BETA

Hurricanes, flooding and resilience: Celebrating 18 years of the Baton Rouge temple

The Baton Rouge Louisiana Temple has seen a lot since its dedication 18 years ago.

The announcement of the temple at the October 1998 general conference came just months after President Hinckley's announcement to build smaller temples. It was one of the intial 30 announced and was an answer to members' prayers in an area where Church history dates back to 1841. At the time, two members mailed $10 to Joseph Smith, telling him there was a small branch in the area and requested that an elder be sent.

More than 4,600 attended the four-session dedication by President Gordon B. Hinckley on June 16, 2000.

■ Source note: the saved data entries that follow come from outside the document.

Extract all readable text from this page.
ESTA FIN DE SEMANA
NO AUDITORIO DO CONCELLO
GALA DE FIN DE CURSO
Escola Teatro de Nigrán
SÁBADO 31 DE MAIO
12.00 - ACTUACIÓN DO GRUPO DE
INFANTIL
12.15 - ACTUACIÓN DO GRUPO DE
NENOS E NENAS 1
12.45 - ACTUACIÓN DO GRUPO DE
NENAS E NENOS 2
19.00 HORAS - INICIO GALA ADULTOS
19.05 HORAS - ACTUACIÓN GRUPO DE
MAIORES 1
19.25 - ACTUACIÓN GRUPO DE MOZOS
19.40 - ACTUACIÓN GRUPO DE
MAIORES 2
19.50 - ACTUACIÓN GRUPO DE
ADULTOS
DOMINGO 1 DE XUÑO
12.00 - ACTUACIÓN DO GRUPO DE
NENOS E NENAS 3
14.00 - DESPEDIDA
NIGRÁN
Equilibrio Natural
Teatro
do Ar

During the temple dedication, Ole L. Christensen, a local temple coordinator, was one among many who called it a "house of refuge."

"When confronted with the snares and entanglements of this life we are grateful for this temple as a place of refuge, of safety, of serenity and peace," he said.

That sentiment would become quite literal when, just five years later, the area was hit by Hurricane Katrina. The category five hurricane had a final death toll of 1,836 and left major parts of Louisiana and Mississippi devastated.

Miraculously, the temple was unharmed by the storm. Latter-day Saints in the area were accounted for, with many having lost everything. Frances Drake, a widow, had just returned from serving a mission and made several home renovations, only to have everything submerged in the floods. The stake center adjacent to the temple became a safe place for many who were displaced.

Members were quick to respond, and a local bishop's storehouse was turned into a command center. Church volunteers from all over the country donated 17,400 days of service and participated in "epic" clean-up efforts.

The temple closed its doors for a few weeks in September 2005 following the storm. When it reopened, temple President V. Kenneth Dutile wasn't sure what to expect.

"We operated on a very slim basis," he told Church News at the time. "Everything was short — both workers and patrons. We had to do whatever we had to do to keep it going."

They kept going. When patrons arrived with damaged temple clothing, workers helped patch things together since the temple had such a small supply of their own. Over the weeks, patrons borrowed less and less until everything had been replaced.

By the beginning of the next year, the temple had to begin putting patrons on standby because too many were arriving.

In 2016 historic flooding hit the area, affecting 146,000 homes in the southern Louisiana area. Members from surrounding states arrived in large numbers to help muck out homes. In total, more than 4,300 arrived to help and used the temple and nearby stake center as a gathering place.

Louisiana Gove. John Bel Edwards said he had "no doubt God sent you here."

The temple closed this year for renovations and is expected to be rededicated next year.

Through 18 years of storms and flooding, the Baton Rouge temple has fulfilled its call as a place of refuge not just for members, but for the whole community, and will continue to do so for years to come.